GBPEUR bounced off the 1.15 level yesterday and now trades at 1.1522.
SNP majority predicted by YouGov
Nicola Sturgeon’s SNP party is currently on track for a fourth term, but the question is whether a majority is possible. A final study by YouGov has said that the SNP will secure a four-seat majority and predicted that the party would get 52% of the constituency vote and 38% on the regional list. Another poll by Panelbase expected a “knife-edge” majority.
As things stand, the SNP looks likely to get a majority, but the underlying support is not really there for changing the course of the nation with another independence vote.
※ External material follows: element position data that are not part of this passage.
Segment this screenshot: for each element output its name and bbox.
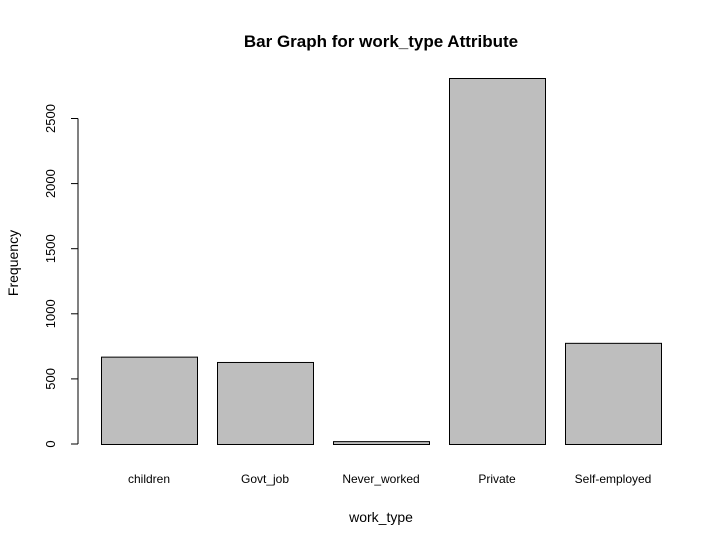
y-tick-label: 2500 bbox=[43, 104, 58, 133]
bar-govt-job bbox=[217, 361, 314, 446]
y-tick-label: 2000 bbox=[43, 169, 58, 198]
y-tick-label: 0 bbox=[43, 440, 58, 447]
bar-private bbox=[449, 78, 546, 445]
x-tick-label: Never_worked bbox=[342, 472, 419, 486]
x-axis-label: work_type bbox=[348, 509, 413, 525]
bar-never-worked bbox=[333, 441, 430, 445]
bar-self-employed bbox=[565, 342, 662, 446]
x-tick-labels: children Govt_job Never_worked Private Self-… bbox=[128, 472, 651, 486]
y-axis: 0 500 1000 1500 2000 2500 bbox=[43, 104, 79, 448]
x-tick-label: children bbox=[128, 472, 170, 486]
y-tick-label: 1500 bbox=[43, 234, 58, 263]
y-tick-label: 1000 bbox=[43, 299, 58, 328]
y-tick-label: 500 bbox=[43, 368, 58, 390]
bars-group bbox=[101, 78, 662, 446]
x-tick-label: Private bbox=[478, 472, 516, 486]
x-tick-label: Self-employed bbox=[575, 472, 652, 486]
x-tick-label: Govt_job bbox=[241, 472, 289, 486]
y-axis-label: Frequency bbox=[5, 230, 21, 296]
chart-title: Bar Graph for work_type Attribute bbox=[244, 32, 518, 51]
bar-children bbox=[101, 356, 198, 445]
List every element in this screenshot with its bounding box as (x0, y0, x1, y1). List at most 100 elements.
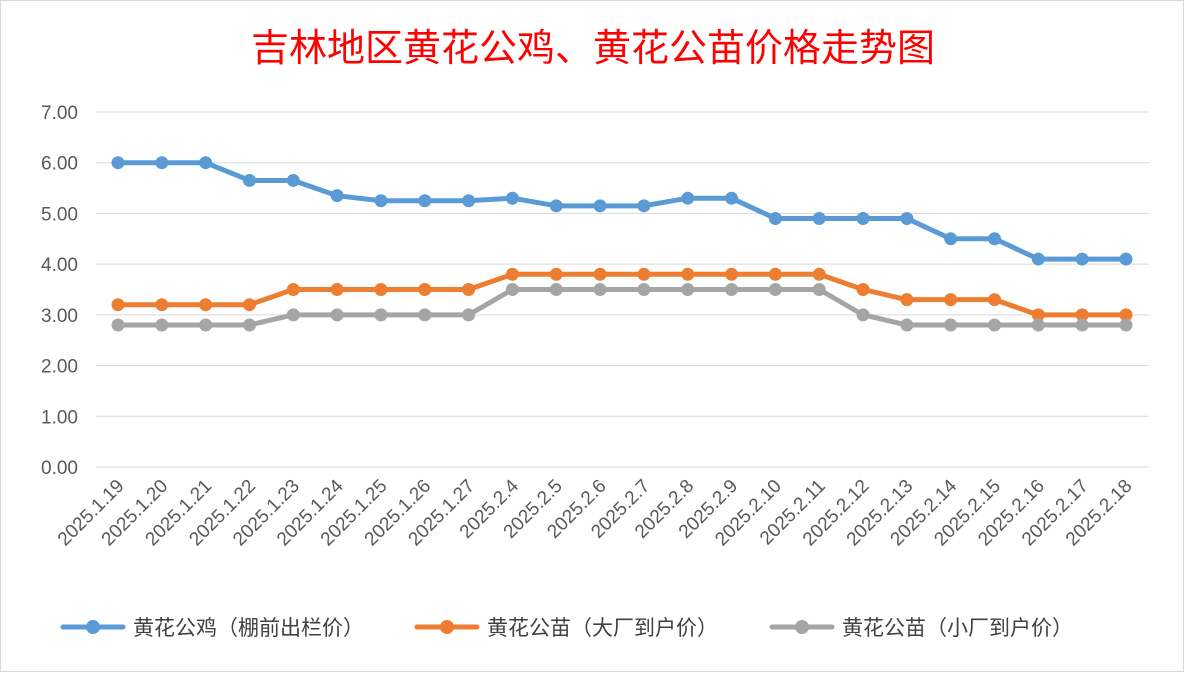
data-point (681, 191, 695, 205)
data-point (242, 173, 256, 187)
series-1 (111, 156, 1133, 266)
legend-item: 黄花公苗（小厂到户价） (769, 616, 1073, 640)
data-point (505, 267, 519, 281)
data-point (900, 293, 914, 307)
data-point (681, 267, 695, 281)
series-line (115, 287, 1129, 328)
y-tick-label: 0.00 (41, 458, 78, 479)
data-point (111, 298, 125, 312)
data-point (242, 318, 256, 332)
data-point (374, 308, 388, 322)
series-line (115, 160, 1129, 262)
data-point (944, 232, 958, 246)
data-point (988, 318, 1002, 332)
data-point (374, 283, 388, 296)
data-point (1075, 308, 1089, 322)
data-point (462, 194, 476, 208)
data-point (330, 283, 344, 296)
y-tick-label: 7.00 (41, 103, 78, 124)
data-point (1119, 308, 1133, 322)
data-point (1075, 252, 1089, 266)
data-point (418, 194, 432, 208)
y-axis-ticks: 0.00 1.00 2.00 3.00 4.00 5.00 6.00 7.00 (41, 103, 78, 479)
data-point (505, 191, 519, 205)
data-point (549, 199, 563, 213)
data-point (155, 156, 169, 170)
data-point (286, 283, 300, 296)
series-lines (111, 156, 1133, 332)
series-2 (111, 267, 1133, 322)
data-point (418, 283, 432, 296)
data-point (856, 212, 870, 225)
data-point (418, 308, 432, 322)
data-point (768, 212, 782, 225)
series-line (115, 271, 1129, 318)
data-point (637, 267, 651, 281)
data-point (1031, 252, 1045, 266)
legend-label: 黄花公苗（小厂到户价） (842, 616, 1073, 640)
data-point (944, 318, 958, 332)
legend-swatch-marker (86, 620, 100, 634)
data-point (549, 283, 563, 296)
data-point (199, 318, 213, 332)
data-point (681, 283, 695, 296)
data-point (505, 283, 519, 296)
y-tick-label: 1.00 (41, 407, 78, 428)
data-point (725, 267, 739, 281)
data-point (286, 308, 300, 322)
y-tick-label: 4.00 (41, 255, 78, 276)
legend-swatch-marker (795, 620, 809, 634)
y-tick-label: 6.00 (41, 154, 78, 175)
data-point (856, 283, 870, 296)
data-point (155, 298, 169, 312)
gridlines (96, 111, 1149, 468)
data-point (462, 283, 476, 296)
data-point (988, 293, 1002, 307)
y-tick-label: 2.00 (41, 357, 78, 378)
data-point (768, 283, 782, 296)
data-point (199, 298, 213, 312)
data-point (549, 267, 563, 281)
data-point (462, 308, 476, 322)
data-point (637, 283, 651, 296)
legend: 黄花公鸡（棚前出栏价） 黄花公苗（大厂到户价） 黄花公苗（小厂到户价） (60, 616, 1073, 640)
y-tick-label: 5.00 (41, 204, 78, 225)
data-point (1031, 308, 1045, 322)
data-point (286, 173, 300, 187)
data-point (593, 199, 607, 213)
data-point (374, 194, 388, 208)
y-tick-label: 3.00 (41, 306, 78, 327)
data-point (725, 191, 739, 205)
data-point (593, 283, 607, 296)
data-point (812, 267, 826, 281)
data-point (330, 189, 344, 203)
chart-title: 吉林地区黄花公鸡、黄花公苗价格走势图 (251, 26, 935, 70)
data-point (111, 156, 125, 170)
legend-swatch-marker (440, 620, 454, 634)
data-point (1031, 318, 1045, 332)
legend-label: 黄花公鸡（棚前出栏价） (133, 616, 364, 640)
series-3 (111, 283, 1133, 332)
data-point (1075, 318, 1089, 332)
data-point (944, 293, 958, 307)
data-point (856, 308, 870, 322)
data-point (768, 267, 782, 281)
data-point (330, 308, 344, 322)
data-point (242, 298, 256, 312)
x-axis-ticks: 2025.1.192025.1.202025.1.212025.1.222025… (54, 475, 1137, 550)
data-point (637, 199, 651, 213)
data-point (593, 267, 607, 281)
data-point (1119, 318, 1133, 332)
data-point (900, 212, 914, 225)
data-point (725, 283, 739, 296)
data-point (155, 318, 169, 332)
data-point (812, 212, 826, 225)
legend-item: 黄花公鸡（棚前出栏价） (60, 616, 364, 640)
legend-label: 黄花公苗（大厂到户价） (487, 616, 718, 640)
data-point (812, 283, 826, 296)
data-point (199, 156, 213, 170)
legend-item: 黄花公苗（大厂到户价） (414, 616, 718, 640)
data-point (988, 232, 1002, 246)
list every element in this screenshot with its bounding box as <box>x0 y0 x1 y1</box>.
It seems in politics that everything is split down the middle these days, with support for Scottish independence, Brexit and the Joe Biden Presidency, three examples of razor-thin majorities but that is a sign of the times.
The same YouGov study also forecast that Scottish Greens could double their current MSP tally with 13% of the vote. This would actually boost the voices for an independent Scotland, but the unfortunate situation for Scottish voters is that most of what they can vote is then hijacked for another tilt at independence and seen as a mandate.
The GBPEUR was stuck at 1.15 for a full week until a 100 pip rally over the first half of this week. Those gains evaporated yesterday as the Bank of England cut its bond buying programme by £1bn per week. The bank reassured investors that it wasn’t a change of policy stance and also committed to the path of no rate rises until 2023. The BoE upped its growth forecast to 7.2% for the UK economy.
EU trade and UK construction growth
German companies shrugged off the economic turmoil to increase export levels for the eleventh month in a row during March, according to data from the Statistics Office. German export growth hit 1.2%, which was twice the pace economists had forecast. Exports to the UK fell for a third-straight month since the country left the EU’s internal market on January 1st, with goods shrinking by 13.2% to €6.5 bn. Italian retail sales were poor with a reading of -0.1% after a strong bounce last month to around 6%.
British construction activity also continued its bounce last month, with the index close to a six-and-a-half-year record set in March.
The IHS Markit/CIPS Construction Purchasing Managers’ Index (PMI) dipped slightly to 61.6 in April from 61.7 in March, but new orders have jumped as the reopening gives businesses hope that the worst of the restrictions are behind them.